PACE Equity Finance Insights on the Second Half of 2026
As capital markets reset and liquidity remains constrained, C-PACE financing has emerged as a core, institutional-grade component of the modern capital stack. Against a backdrop of reduced leverage, tighter credit boxes, and elevated cost of capital, sponsors are increasingly using C-PACE to optimize capital structures—introducing long-duration, fixed-rate financing that enhances proceeds, compresses weighted average cost of capital, and mitigates refinance risk. With accelerating lender acceptance, increasing transaction scale, and broad applicability across asset classes, C-PACE financing is a strategic tool for capital formation, enabling sponsors to bridge funding gaps and execute transactions in a disciplined and efficient market environment.
We talked to our leading originators across the U.S. to get their thoughts on the state of CRE and PACE financing for the remainder of 2026.
“As the C-PACE market evolves and matures, developers are embracing it more as a way to complete their capital stack in a more efficient manner and generate higher returns. Banks have also seen the value of partnering with us to book more business. C-PACE has become one of the most versatile sources of capital that can help solve many problems that have persisted in the CRE world in past few years.”
Kevin Wosko, Originator, Northeast
“Chicago capital markets are reopening – but not roaring back. More transactions are closing vs. 2023-2024 but leverage remains lower at 60-70% and lenders are much more conservative on underwriting, and less flexible than before. Asset class matters; multifamily is the favorite in Chicagoland, while industrial is stabilizing and office is in distress. Ground-up continues to be tougher to finance than value-add or adaptive reuse although that trend seems to be slowly righting itself. Capital markets are open again, just much more disciplined and favoring multifamily and industrial. 2026 seems to be the ‘reset and re-pricing’ year.”
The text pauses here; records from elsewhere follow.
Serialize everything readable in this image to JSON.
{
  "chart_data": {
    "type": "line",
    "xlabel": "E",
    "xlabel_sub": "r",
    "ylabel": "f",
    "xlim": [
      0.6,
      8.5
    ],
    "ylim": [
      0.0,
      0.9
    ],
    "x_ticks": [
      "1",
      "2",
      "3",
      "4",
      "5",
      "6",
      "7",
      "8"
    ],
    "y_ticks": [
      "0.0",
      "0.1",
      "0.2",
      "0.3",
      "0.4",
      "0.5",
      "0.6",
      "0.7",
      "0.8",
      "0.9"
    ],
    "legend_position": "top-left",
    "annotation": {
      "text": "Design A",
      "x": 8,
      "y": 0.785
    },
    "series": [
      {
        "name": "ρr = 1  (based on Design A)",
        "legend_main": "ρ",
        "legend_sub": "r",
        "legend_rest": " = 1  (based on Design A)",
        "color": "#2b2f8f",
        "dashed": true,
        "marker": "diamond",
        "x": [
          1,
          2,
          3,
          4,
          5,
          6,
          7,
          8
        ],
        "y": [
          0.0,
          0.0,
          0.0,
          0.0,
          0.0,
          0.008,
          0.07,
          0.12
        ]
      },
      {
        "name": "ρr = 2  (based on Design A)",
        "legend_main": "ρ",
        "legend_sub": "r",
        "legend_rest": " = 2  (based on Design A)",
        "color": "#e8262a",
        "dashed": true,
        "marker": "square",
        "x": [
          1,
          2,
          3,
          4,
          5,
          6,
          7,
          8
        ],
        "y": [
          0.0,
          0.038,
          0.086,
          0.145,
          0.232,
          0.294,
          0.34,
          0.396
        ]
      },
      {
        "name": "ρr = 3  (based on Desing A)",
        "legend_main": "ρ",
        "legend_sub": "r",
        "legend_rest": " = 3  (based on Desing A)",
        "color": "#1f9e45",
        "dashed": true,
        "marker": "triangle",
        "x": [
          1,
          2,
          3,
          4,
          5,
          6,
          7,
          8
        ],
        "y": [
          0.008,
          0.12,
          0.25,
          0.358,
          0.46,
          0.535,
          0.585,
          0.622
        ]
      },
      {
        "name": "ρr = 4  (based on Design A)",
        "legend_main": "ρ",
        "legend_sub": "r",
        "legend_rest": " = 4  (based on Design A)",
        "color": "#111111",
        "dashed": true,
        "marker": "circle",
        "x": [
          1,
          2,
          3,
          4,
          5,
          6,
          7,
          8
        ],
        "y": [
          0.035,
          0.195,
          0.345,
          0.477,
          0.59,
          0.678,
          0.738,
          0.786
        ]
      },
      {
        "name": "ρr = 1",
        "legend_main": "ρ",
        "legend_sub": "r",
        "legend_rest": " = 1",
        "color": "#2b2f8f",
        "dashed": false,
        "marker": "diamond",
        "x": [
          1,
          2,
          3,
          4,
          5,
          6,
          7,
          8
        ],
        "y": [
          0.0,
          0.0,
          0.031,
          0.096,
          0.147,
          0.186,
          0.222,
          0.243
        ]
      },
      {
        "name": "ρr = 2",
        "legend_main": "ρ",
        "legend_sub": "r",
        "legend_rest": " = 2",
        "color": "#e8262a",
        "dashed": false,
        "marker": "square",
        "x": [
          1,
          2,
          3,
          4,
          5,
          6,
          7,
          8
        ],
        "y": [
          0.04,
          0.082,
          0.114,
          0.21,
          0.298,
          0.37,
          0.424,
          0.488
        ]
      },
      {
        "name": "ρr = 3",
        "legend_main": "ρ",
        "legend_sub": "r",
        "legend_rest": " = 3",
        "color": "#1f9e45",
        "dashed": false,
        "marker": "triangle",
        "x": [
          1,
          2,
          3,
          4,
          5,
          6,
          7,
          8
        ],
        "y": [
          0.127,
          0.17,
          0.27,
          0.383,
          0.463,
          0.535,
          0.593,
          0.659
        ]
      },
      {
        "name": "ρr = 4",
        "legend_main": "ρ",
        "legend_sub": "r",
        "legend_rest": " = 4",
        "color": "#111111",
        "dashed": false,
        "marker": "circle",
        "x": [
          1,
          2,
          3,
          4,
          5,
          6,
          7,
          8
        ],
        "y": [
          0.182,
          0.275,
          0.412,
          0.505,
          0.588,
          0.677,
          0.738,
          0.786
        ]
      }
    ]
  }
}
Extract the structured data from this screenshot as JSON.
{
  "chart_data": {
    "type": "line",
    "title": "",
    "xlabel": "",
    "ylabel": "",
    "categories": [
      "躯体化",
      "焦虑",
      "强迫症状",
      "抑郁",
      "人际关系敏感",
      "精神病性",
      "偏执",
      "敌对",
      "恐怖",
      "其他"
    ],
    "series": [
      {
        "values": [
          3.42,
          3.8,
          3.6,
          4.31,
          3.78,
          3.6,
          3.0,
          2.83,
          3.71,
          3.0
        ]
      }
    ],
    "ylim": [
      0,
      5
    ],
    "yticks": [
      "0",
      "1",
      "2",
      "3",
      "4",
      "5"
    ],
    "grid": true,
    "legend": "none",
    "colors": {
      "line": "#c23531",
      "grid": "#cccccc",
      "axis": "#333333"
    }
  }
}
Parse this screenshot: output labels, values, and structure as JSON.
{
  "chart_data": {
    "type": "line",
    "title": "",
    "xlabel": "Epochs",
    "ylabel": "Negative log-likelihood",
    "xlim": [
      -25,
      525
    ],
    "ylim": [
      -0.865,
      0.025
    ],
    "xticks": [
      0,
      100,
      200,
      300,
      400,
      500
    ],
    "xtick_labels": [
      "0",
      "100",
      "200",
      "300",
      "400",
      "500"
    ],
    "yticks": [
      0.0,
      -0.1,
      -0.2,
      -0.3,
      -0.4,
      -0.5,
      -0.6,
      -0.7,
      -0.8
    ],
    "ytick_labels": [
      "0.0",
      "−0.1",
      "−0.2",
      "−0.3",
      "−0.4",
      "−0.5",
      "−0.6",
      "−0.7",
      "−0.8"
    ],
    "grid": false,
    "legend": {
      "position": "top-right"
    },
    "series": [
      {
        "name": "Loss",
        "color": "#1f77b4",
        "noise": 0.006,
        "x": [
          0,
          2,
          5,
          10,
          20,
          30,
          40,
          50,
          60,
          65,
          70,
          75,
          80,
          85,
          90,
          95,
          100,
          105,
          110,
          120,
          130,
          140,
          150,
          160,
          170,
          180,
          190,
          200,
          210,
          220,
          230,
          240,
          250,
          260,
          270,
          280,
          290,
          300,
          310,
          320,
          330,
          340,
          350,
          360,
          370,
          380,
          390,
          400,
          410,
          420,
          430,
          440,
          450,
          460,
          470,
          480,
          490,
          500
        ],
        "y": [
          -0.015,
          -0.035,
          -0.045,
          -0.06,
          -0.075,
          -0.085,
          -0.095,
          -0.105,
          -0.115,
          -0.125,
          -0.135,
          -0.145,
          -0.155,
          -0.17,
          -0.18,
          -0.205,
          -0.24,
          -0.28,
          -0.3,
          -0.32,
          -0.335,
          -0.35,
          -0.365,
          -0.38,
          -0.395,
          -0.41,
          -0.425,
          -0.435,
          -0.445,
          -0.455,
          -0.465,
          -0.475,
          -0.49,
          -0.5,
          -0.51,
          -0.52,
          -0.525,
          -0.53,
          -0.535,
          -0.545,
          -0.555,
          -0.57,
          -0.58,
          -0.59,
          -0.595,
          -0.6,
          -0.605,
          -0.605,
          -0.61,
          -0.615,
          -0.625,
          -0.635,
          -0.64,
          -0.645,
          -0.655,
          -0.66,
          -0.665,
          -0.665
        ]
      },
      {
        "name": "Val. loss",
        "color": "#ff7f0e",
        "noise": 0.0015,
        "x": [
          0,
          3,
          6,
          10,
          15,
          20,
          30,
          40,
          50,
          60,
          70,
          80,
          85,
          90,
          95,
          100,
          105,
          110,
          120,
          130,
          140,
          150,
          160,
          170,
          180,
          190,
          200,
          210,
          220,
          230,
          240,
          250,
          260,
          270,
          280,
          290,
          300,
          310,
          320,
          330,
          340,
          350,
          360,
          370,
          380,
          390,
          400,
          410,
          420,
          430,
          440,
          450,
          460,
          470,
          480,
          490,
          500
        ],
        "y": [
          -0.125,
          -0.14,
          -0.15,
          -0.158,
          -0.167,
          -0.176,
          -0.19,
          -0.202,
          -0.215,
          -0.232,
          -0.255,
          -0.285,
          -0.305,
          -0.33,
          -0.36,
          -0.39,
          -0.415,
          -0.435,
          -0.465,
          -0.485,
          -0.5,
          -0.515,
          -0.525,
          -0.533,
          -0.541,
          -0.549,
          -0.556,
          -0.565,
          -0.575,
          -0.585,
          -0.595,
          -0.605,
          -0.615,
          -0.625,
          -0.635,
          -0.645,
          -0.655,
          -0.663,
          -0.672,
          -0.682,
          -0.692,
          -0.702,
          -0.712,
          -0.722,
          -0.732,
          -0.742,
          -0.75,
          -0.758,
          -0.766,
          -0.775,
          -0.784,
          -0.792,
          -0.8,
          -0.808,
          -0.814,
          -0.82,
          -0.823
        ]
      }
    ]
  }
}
Julie Sommese, Originator, Midwest
“C‑PACE demand has surged over the past six months, driven by tightening credit conditions and broader capital‑market stress that is pushing developers toward long‑term, fixed‑rate alternatives. Deal sizes continue to trend upward, with many transactions now landing in the high‑double‑ and low‑triple‑digit millions – clear evidence of growing lender acceptance of C‑PACE as an accretive, stabilizing element of the capital stack. Banks are increasingly warming to C‑PACE as a complementary tool that preserves their senior position while helping borrowers fill capital‑stack gaps without syndication risk or added balance‑sheet exposure. Much of the growth in C‑PACE demand mirrors demographic expansion across the U.S., particularly in the Pacific Northwest and Mountain West, where population inflows and development pipelines remain strong. On the product side, hospitality has emerged as the leading user of C‑PACE capital, followed closely by multifamily and senior living, each leveraging the structure to manage higher rates, extend runway, and unlock stalled projects.”
Don Schulz, Originator, Northwest
“From my perspective in the Mid-Atlantic and Southeast, there is still significant demand for quality commercial real estate development, particularly in multifamily, mixed-use, hospitality, and adaptive reuse projects. The challenge continues to be the capital stack, as traditional lenders remain conservative on leverage, underwriting, and construction exposure despite broader signs that liquidity is improving across the debt markets. C-PACE has increasingly become a mainstream financing solution rather than an alternative product, helping developers bridge funding gaps with long-term, fixed-rate capital that lowers overall weighted average cost of capital and reduces refinance risk. We are also seeing growing interest from municipalities and economic development organizations that recognize C-PACE as a tool to support housing supply, sustainability goals, and economic growth simultaneously. In markets like Virginia, awareness and adoption continue to accelerate as more sponsors, lenders, and local governments become comfortable with the structure and see successful projects close using C-PACE as a critical piece of the capital stack.”
Steve Farbstein, Originator, Mid-Atlantic
“Once a novel financing, C-PACE is now hitting the mainstream. The financing is becoming mature and more efficient. Given the benefits that C-PACE provides, It is hard to find a project today that is not considering C-PACE in the stack. Challenges still remain with senior lender consent, however, the list of lenders continues to grow and we can assist in finding those lenders for our clients. As economic uncertainty and rates calm down, I expect to see a boom in CRE projects and C-PACE in the stack.”
David Oliverio, Originator, East
“While we continue to see development, retrofit, and renovation projects come off the shelf, there continues to be some headwinds with banks as they recalibrate to this CRE market. C-PACE is increasingly being adopted by the market as the tool to get projects funded and over the finish line when traditional banks will not. The flexibility to pair C-PACE with multiple types of senior lenders – banks, debt funds, and private lenders – cannot be ignored. We continue to see C-PACE as the tool that finalizes a capital stack by adding leverage or, in some cases, taking the place of higher-cost debt to lower the cost of capital. In this market, C-PACE is about being dynamic and flexible to unlock projects that would otherwise be stalled.”